James Hillman, who is perhaps America’s most fertile thinker, suggests that it is our inferiorities that build up our souls. His view is that it is not our strengths that give us depth and character but our weaknesses.
Passing strange, yet strangely true, but more of us are rendered superficial by our successes than by our failures, more of us are torn apart by our strengths than by our weaknesses. Why is it like that?
Reflecting on this, I recall a time some years back when I was a young student studying psychology and having, one evening, the privileged experience of being at a seminar with the renowned Polish psychologist, Casmir Dabrowski. He had just given us a lecture on a concept which he called “positive disintegration”. His theory was that we grow by, first, falling apart. At one point, I raised this objection: “Can’t we also grow by being built up by our successes, by taking in positive affirmation and letting it purify us of our selfishness?”
His answer supports Hillman: “Theoretically, yes, we can grow through our successes, just as easily as we can through our failures. But I can say this, through more than 40 years of psychiatric practice I have rarely seen it. Almost always deep growth takes place through the opposite – our deaths, our losses, our dark nights of the soul.” He, like Hillman, believed that it is, in the end, our inferiorities that build up our souls. Hence, an important exercise in the spiritual life is that of learning to listen to our inferiorities.
Thus, for example, it is generally the least gifted member of the family, the one the family is most publicly ashamed of, more so than the most gifted member of the family, who most enriches a family. Ask any family that has a handicapped member. Moreover, ask any family who has a handicapped member what they think has given them depth, compassion, and understanding? They will, as does Christopher de Vinck in his little masterpiece, The Power of the Powerless, A Brother’s Legacy of Love, tell you that soul comes from inferiority. It is weakness, limit, shame, and powerlessness that bring depth.
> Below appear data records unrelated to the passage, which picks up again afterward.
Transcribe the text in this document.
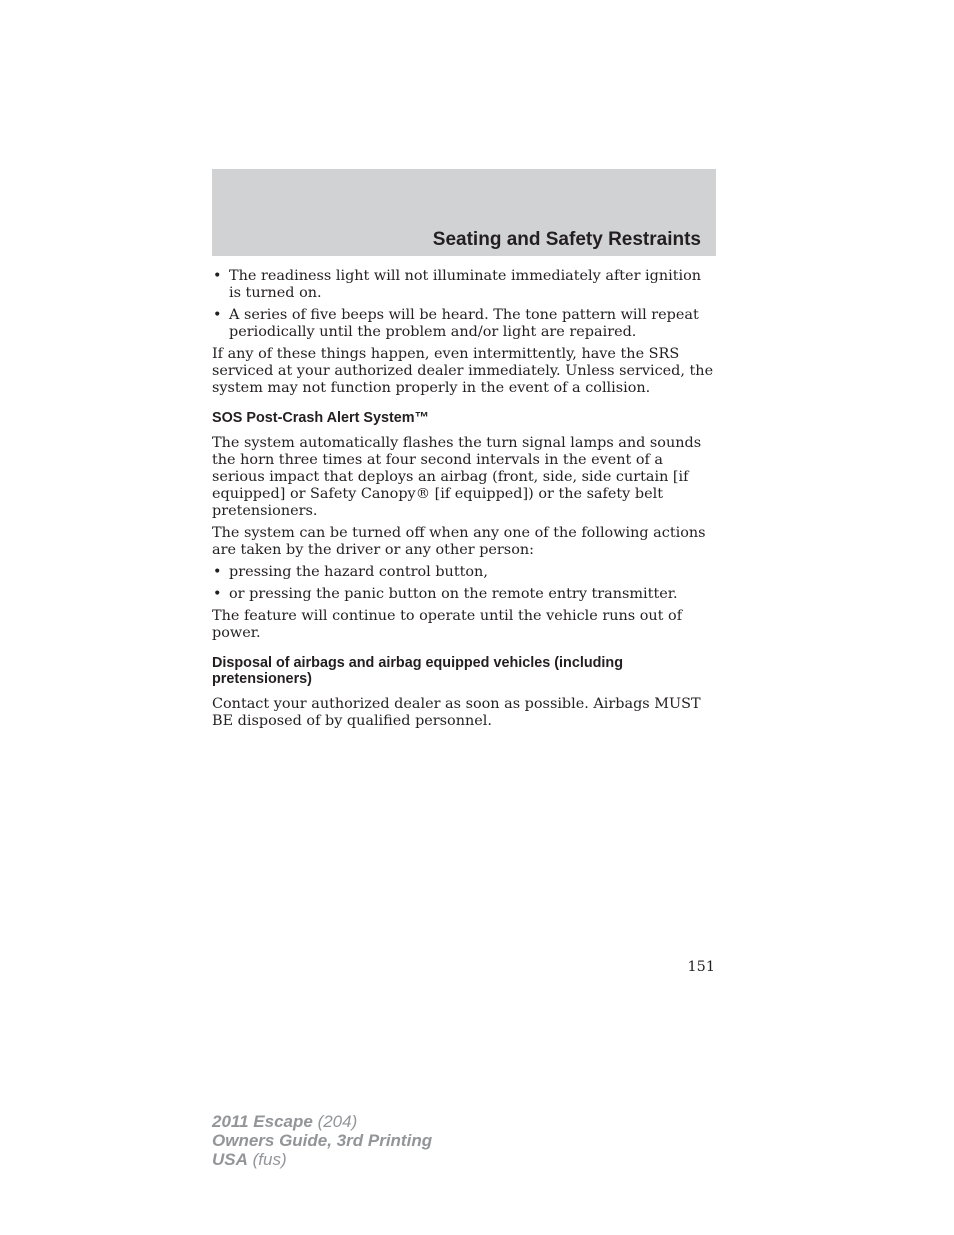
Seating and Safety Restraints
• The readiness light will not illuminate immediately after ignition is turned on.
• A series of five beeps will be heard. The tone pattern will repeat periodically until the problem and/or light are repaired.

If any of these things happen, even intermittently, have the SRS serviced at your authorized dealer immediately. Unless serviced, the system may not function properly in the event of a collision.

SOS Post-Crash Alert System™

The system automatically flashes the turn signal lamps and sounds the horn three times at four second intervals in the event of a serious impact that deploys an airbag (front, side, side curtain [if equipped] or Safety Canopy® [if equipped]) or the safety belt pretensioners.

The system can be turned off when any one of the following actions are taken by the driver or any other person:

• pressing the hazard control button,
• or pressing the panic button on the remote entry transmitter.

The feature will continue to operate until the vehicle runs out of power.

Disposal of airbags and airbag equipped vehicles (including pretensioners)

Contact your authorized dealer as soon as possible. Airbags MUST BE disposed of by qualified personnel.

151
2011 Escape (204)
Owners Guide, 3rd Printing
USA (fus)
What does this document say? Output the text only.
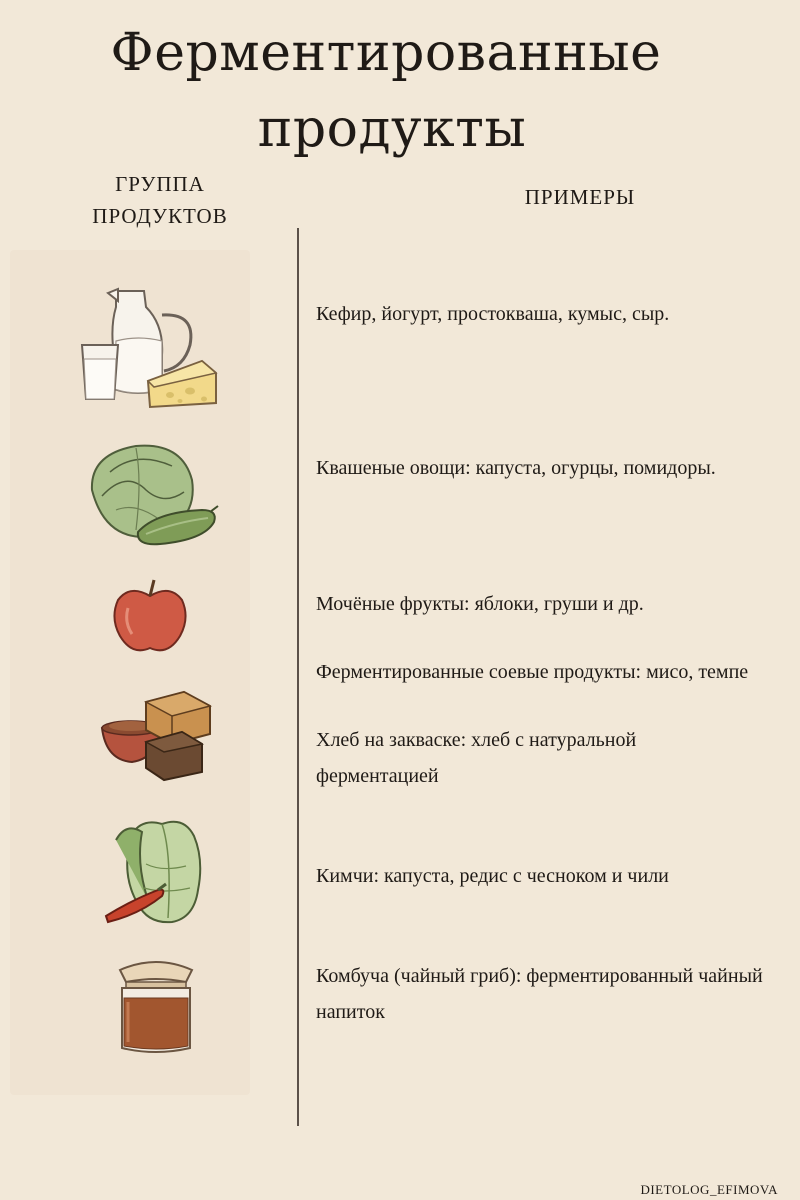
Ферментированные
продукты
ГРУППА
ПРОДУКТОВ
ПРИМЕРЫ
Кефир, йогурт, простокваша, кумыс, сыр.
Квашеные овощи: капуста, огурцы, помидоры.
Мочёные фрукты: яблоки, груши и др.
Ферментированные соевые продукты: мисо, темпе
Хлеб на закваске: хлеб с натуральной ферментацией
Кимчи: капуста, редис с чесноком и чили
Комбуча (чайный гриб): ферментированный чайный напиток
DIETOLOG_EFIMOVA
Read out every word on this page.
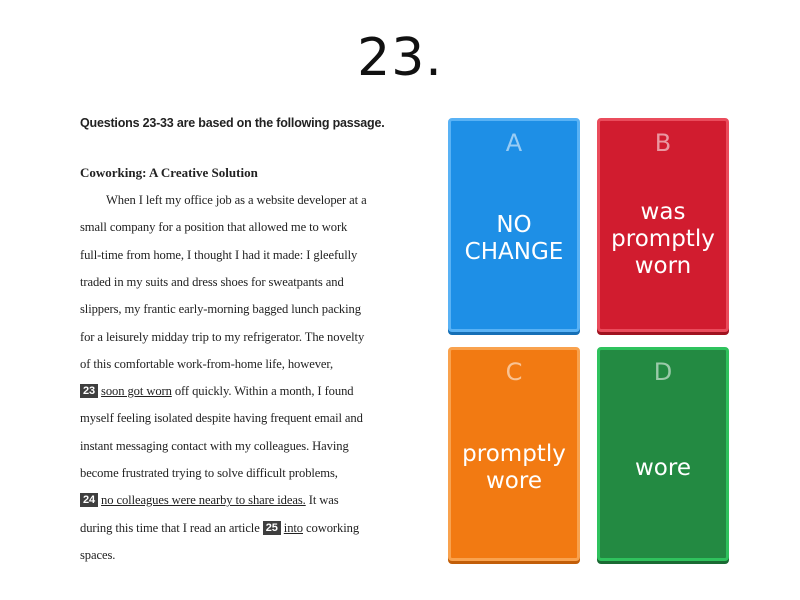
23.
Questions 23-33 are based on the following passage.
Coworking: A Creative Solution
When I left my office job as a website developer at a
small company for a position that allowed me to work
full-time from home, I thought I had it made: I gleefully
traded in my suits and dress shoes for sweatpants and
slippers, my frantic early-morning bagged lunch packing
for a leisurely midday trip to my refrigerator. The novelty
of this comfortable work-from-home life, however,
23 soon got worn off quickly. Within a month, I found
myself feeling isolated despite having frequent email and
instant messaging contact with my colleagues. Having
become frustrated trying to solve difficult problems,
24 no colleagues were nearby to share ideas. It was
during this time that I read an article 25 into coworking
spaces.
A
NO
CHANGE
B
was
promptly
worn
C
promptly
wore
D
wore
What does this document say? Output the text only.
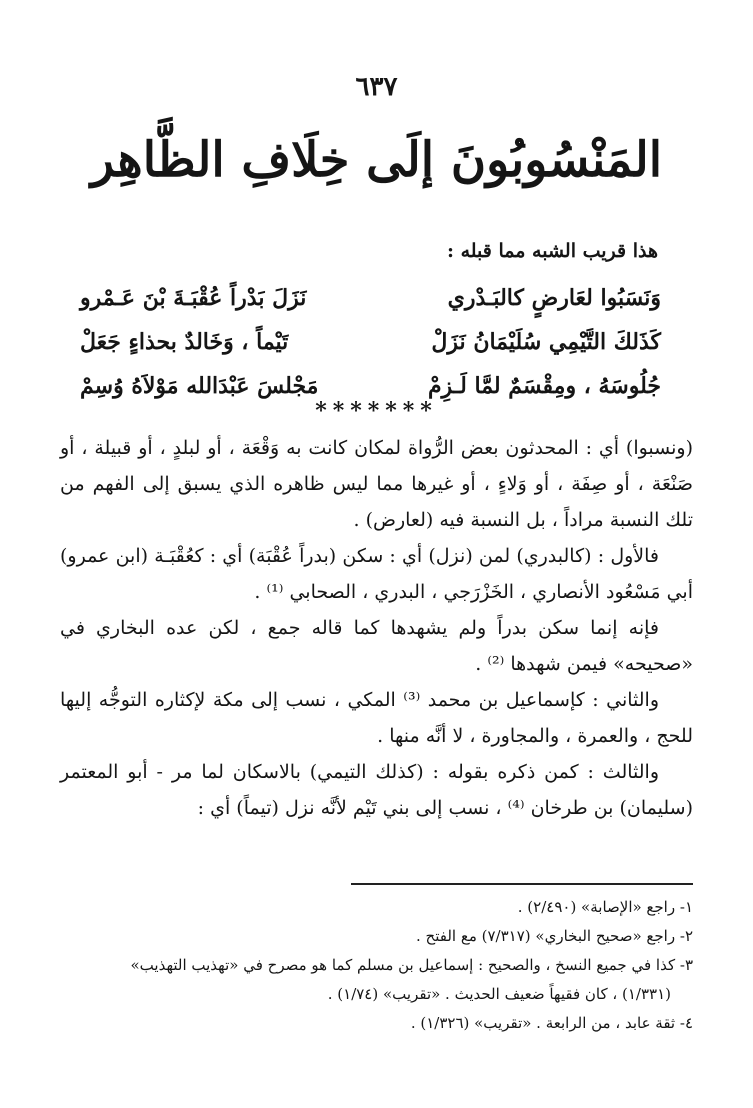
٦٣٧
المَنْسُوبُونَ إلَى خِلَافِ الظَّاهِر
هذا قريب الشبه مما قبله :
وَنَسَبُوا لعَارضٍ كالبَـدْري
نَزَلَ بَدْراً عُقْبَـةَ بْنَ عَـمْرو
كَذَلكَ التَّيْمِي سُلَيْمَانُ نَزَلْ
تَيْماً ، وَخَالدٌ بحذاءٍ جَعَلْ
جُلُوسَهُ ، ومِقْسَمٌ لمَّا لَـزِمْ
مَجْلسَ عَبْدَالله مَوْلاَهُ وُسِمْ
*******

(ونسبوا) أي : المحدثون بعض الرُّواة لمكان كانت به وَقْعَة ، أو لبلدٍ ، أو قبيلة ، أو صَنْعَة ، أو صِفَة ، أو وَلاءٍ ، أو غيرها مما ليس ظاهره الذي يسبق إلى الفهم من تلك النسبة مراداً ، بل النسبة فيه (لعارض) .

فالأول : (كالبدري) لمن (نزل) أي : سكن (بدراً عُقْبَة) أي : كعُقْبَـة (ابن عمرو) أبي مَسْعُود الأنصاري ، الخَزْرَجي ، البدري ، الصحابي ⁽¹⁾ .

فإنه إنما سكن بدراً ولم يشهدها كما قاله جمع ، لكن عده البخاري في «صحيحه» فيمن شهدها ⁽²⁾ .

والثاني : كإسماعيل بن محمد ⁽³⁾ المكي ، نسب إلى مكة لإكثاره التوجُّه إليها للحج ، والعمرة ، والمجاورة ، لا أنَّه منها .

والثالث : كمن ذكره بقوله : (كذلك التيمي) بالاسكان لما مر - أبو المعتمر (سليمان) بن طرخان ⁽⁴⁾ ، نسب إلى بني تَيْم لأنَّه نزل (تيماً) أي :

١- راجع «الإصابة» (٢/٤٩٠) .

٢- راجع «صحيح البخاري» (٧/٣١٧) مع الفتح .

٣- كذا في جميع النسخ ، والصحيح : إسماعيل بن مسلم كما هو مصرح في «تهذيب التهذيب»

(١/٣٣١) ، كان فقيهاً ضعيف الحديث . «تقريب» (١/٧٤) .

٤- ثقة عابد ، من الرابعة . «تقريب» (١/٣٢٦) .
What has made us deep persons? What has taught us compassion? Our successes? The things we have been praised for? Those qualities of body or mind which make us superior to others? That perfect body that everyone envies us for? That athletic achievement that is one-in-a-million? That Summa Cum Laude that is the envy of our classmates? That perfect home that is the envy of our neighbours? Have these given us soul? Are these what make us interesting?
To the contrary, our souls, precisely in so far as they have depth, strength, compassion, and hold interest for others, have been shaped by something quite different: the fear that I will gain weight and end up looking like my mother, the shame that I feel because my teeth aren’t straight, the birthmark that I can’t hide, the blemishes that set me apart, the fat around my waists and hips that humbles me, the fear that I am not smart enough, not interesting enough, that my background isn’t good enough, my phobias, my timidities, my plain and simple inadequacies, these, coupled with the diapers I’ve had to change, the humiliations I endure in my work, in my marriage, and in my family that I am powerless to do anything about, the insults and taunts I received on the playground as a child, my drunken stepfather, these are what give me depth of soul.
It is not that these are, in and of themselves, good; it is just that when we listen to them we grow deep. They build up our souls. These inferiorities, these humiliations, are not things to be cured from, things to be solved, things to be ignored, things to be buried as private and past shames. They are to be listened to. They are entries into the depth of our souls.
Daniel Berrigan was once asked to give a talk on God. How do we listen to God? He surprised his audience. He gave no theological treatise, he simply described how he goes regularly and sits at the bedside of a young boy who is deaf, mute, paralysed, and unable to react in any way to anything that is around him. He just lies in bed, helpless, powerless, unable to say or do anything. Berrigan goes and sits by his bedside. Nothing is said and nothing, seemingly, is exchanged. But, says Berrigan, “I sit by his helplessness and I know that in this powerlessness God is speaking – and speaking in the only way that God can speak in this world!” Inferiority, powerlessness, humiliation – forgers of depth, of soul, the voice of God!